Table values are mean (standard deviation) and count (percent) for continuous and categorical variables, respectively.

Among the PVT-B performance metrics, we derived the LRM-50 as the outcome of interest, since it has been shown to be highly sensitive to sleep deprivation and has an approximately normal distribution38. LRM-50 is a likelihood ratio-based metric that is based on response time (RT) distributions derived from either a non-sleep deprived (non-SDP) state corresponding to the first 15 h of wakefulness, or a sleep deprived (SDP) state corresponding to hours 15 through 33 of wakefulness. In the original study, these distributions were derived from participants in a total sleep deprivation protocol who performed the PVT every 2 h38. The RT space was divided into 50 categories consisting of 49 RT intervals plus false starts. For a certain RT range, the likelihood ratio was calculated as the relative frequency of responses falling into the range under the SDP condition, divided by that of responses falling into the range under the non-SDP condition. Likelihood ratios greater than 1 indicate that responses in that range are more likely to be observed under the SDP condition compared to non-SDP, and conversely for likelihood ratios less than 1. The LRM-50 score is calculated by determining the RT range and associated likelihood ratio for each PVT-B stimulus. Likelihood ratios of all stimuli are then multiplied and log-transformed to induce symmetry around zero. Therefore, an LRM-50 of 0 means that this test bout is equally likely to be observed under an SDP or non-SDP condition. When LRM-50 < 0, the non-SDP condition is more likely relative to SDP, and conversely for LRM-50 > 0. LRM-50 correlates highly with response speed (reciprocal RT), but has the advantage that it also takes false starts (i.e., premature responses) into account. Compared to LRM-50, other commonly used PVT metrics35, such as the number of lapses or false starts, were less effective in differentiating high performers such as astronauts (Fig. 1). We also considered a standardized measure of LRM-50, linearly scaled by each participant's mean and standard deviation.

Figure 1.

Figure 1

The LRM-50 score is best able to differentiate between the high performers in our sample, which includes pre-, post-, and in-flight observations (n = 2968) for all astronauts. These scatterplots show the joint distribution of LRM-50 with four popular PVT metrics: lapses, false starts, total errors (lapses + false starts), and the overall performance score (OPS). The histograms at the top and right edges show the marginal distributions of the variables on the x- and y-axes, respectively. Compared to other PVT metrics, the LRM-50 score is more normally distributed and is more sensitive to better performers (i.e., those with lower LRM-50).
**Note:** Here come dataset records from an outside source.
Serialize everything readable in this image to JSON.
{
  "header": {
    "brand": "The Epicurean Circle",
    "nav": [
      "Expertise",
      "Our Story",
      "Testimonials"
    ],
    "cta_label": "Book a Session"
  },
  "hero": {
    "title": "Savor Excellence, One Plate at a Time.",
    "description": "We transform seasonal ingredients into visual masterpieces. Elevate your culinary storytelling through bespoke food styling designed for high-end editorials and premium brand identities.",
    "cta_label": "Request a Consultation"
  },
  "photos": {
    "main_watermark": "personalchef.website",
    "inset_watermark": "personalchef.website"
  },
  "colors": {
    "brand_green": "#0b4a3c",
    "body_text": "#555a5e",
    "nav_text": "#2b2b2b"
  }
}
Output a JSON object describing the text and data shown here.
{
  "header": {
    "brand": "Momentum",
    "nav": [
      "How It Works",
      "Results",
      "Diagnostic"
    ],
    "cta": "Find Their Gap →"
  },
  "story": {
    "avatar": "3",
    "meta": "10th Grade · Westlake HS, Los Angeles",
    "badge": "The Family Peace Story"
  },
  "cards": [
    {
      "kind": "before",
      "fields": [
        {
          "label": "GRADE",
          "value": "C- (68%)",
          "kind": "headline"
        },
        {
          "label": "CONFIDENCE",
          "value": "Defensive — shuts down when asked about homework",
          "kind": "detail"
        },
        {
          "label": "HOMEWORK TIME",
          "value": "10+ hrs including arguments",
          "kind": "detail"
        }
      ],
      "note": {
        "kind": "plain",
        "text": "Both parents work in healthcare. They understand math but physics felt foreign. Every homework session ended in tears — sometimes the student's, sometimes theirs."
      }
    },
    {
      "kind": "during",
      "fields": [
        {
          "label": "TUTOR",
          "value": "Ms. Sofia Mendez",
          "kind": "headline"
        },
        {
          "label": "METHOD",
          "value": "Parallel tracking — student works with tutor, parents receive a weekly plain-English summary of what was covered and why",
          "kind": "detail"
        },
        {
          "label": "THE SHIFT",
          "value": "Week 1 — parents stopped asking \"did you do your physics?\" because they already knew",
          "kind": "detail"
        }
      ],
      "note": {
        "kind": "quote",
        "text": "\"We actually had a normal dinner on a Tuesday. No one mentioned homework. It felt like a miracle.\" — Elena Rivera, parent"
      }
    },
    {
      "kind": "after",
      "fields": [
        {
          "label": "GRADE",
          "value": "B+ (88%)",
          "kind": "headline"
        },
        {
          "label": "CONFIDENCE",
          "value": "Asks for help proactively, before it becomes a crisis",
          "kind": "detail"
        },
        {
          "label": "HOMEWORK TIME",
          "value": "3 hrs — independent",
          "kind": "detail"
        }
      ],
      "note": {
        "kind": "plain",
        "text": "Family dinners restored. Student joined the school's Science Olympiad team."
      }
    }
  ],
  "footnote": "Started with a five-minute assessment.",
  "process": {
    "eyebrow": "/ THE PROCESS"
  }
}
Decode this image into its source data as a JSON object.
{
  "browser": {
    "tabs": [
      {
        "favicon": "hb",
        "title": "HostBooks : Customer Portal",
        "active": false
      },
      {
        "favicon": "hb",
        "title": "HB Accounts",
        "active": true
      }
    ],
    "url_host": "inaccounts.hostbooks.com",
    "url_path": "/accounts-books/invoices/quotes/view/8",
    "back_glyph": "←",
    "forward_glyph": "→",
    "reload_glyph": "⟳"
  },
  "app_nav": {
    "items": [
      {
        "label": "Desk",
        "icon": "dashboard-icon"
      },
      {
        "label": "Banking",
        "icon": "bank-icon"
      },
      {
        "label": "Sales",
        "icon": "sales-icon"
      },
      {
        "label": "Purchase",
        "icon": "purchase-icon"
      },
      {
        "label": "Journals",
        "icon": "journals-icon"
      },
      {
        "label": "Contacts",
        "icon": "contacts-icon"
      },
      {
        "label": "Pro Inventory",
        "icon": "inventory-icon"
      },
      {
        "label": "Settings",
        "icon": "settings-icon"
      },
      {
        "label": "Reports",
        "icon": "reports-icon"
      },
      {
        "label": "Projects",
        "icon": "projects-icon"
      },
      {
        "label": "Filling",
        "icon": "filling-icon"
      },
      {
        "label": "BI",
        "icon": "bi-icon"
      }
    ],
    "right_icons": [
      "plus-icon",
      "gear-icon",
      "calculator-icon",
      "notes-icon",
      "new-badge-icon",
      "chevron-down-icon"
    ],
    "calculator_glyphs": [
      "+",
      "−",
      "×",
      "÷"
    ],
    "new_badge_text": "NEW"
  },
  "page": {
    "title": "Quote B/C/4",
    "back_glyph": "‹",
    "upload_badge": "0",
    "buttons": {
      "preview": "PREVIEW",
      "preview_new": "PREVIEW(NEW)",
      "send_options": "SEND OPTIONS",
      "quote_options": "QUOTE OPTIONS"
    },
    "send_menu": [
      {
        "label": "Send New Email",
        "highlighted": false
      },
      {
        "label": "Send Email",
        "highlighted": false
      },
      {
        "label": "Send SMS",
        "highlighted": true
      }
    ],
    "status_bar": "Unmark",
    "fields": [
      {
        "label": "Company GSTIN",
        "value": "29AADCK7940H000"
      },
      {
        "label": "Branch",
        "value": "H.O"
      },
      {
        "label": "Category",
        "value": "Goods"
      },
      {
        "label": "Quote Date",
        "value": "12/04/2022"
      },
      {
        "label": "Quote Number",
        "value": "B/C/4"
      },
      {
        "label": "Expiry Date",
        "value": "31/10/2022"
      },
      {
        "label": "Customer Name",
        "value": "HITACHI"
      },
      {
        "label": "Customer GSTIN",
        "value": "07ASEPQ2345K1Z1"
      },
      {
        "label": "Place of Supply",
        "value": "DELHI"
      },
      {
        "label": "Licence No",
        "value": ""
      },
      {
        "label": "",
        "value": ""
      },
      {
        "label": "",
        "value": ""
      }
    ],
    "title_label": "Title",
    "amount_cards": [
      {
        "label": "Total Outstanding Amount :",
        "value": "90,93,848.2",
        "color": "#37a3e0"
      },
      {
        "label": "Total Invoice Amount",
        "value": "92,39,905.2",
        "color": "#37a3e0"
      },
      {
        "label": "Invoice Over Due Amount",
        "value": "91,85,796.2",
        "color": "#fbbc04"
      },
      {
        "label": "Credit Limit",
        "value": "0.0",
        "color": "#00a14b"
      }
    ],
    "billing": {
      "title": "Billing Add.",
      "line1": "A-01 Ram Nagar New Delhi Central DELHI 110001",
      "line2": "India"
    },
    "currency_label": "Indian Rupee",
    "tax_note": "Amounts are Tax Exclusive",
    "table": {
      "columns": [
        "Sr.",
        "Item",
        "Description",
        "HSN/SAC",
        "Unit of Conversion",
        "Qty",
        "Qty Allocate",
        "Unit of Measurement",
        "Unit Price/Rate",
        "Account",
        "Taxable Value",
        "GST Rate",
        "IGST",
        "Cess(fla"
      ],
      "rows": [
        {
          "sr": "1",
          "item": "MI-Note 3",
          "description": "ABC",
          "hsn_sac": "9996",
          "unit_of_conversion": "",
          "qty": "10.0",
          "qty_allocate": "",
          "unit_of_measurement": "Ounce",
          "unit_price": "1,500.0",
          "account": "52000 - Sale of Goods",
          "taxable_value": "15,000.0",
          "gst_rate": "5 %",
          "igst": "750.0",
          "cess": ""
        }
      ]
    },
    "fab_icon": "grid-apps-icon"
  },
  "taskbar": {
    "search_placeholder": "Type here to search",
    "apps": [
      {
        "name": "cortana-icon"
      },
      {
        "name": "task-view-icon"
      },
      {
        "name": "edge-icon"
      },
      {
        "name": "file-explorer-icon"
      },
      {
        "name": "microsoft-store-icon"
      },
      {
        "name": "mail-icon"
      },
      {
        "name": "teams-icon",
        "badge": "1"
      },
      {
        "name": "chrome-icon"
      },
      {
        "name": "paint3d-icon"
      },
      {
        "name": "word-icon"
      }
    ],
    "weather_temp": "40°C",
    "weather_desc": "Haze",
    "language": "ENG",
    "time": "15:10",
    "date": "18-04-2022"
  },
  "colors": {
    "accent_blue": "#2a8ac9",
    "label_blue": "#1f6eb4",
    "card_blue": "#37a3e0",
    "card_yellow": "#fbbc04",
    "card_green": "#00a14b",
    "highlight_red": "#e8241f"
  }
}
Finally, as a person-level measure of baseline performance, we considered each participant's average pre-flight Overall Performance Score (OPS):

Overall Performance Score=1-False Starts+LapsesValid StimuliIncluding False Starts.

The OPS is moderately sensitive to sleep loss, combines false starts and lapses into a single number, and is easily interpretable: an OPS of 1 corresponds to perfect performance, while 0 corresponds to the worst possible performance.

Environmental data

During the in-flight study period, five domains of environmental measures were recorded on the ISS. Radiation dose levels were obtained from the Space Radiation Analysis Group at NASA Johnson Space Center, and were summarized in daily absorbed dosage units (mGy) based on readings from dosimeters located aboard the ISS. The radiation dose was defined as the sum of radiation due to Galactic Cosmic Rays and the South Atlantic Anomaly. Measurements were collected from the following instruments over the course of the study: passive dosimeters (Radiation Area Monitor, 2009–2012), active dosimeters (Radiation Environment Monitor, 2012–2014), Tissue Equivalent Proportional Counter (TEPC, 2009–2012), and Intravehicular Tissue Equivalent Proportional Counter (IV-TEPC, 2013–2014). These instruments were rotated between several ISS modules (US Lab, Node 2, JEM, Columbus Module, and Service Module) at different times during the study period (Fig. S2).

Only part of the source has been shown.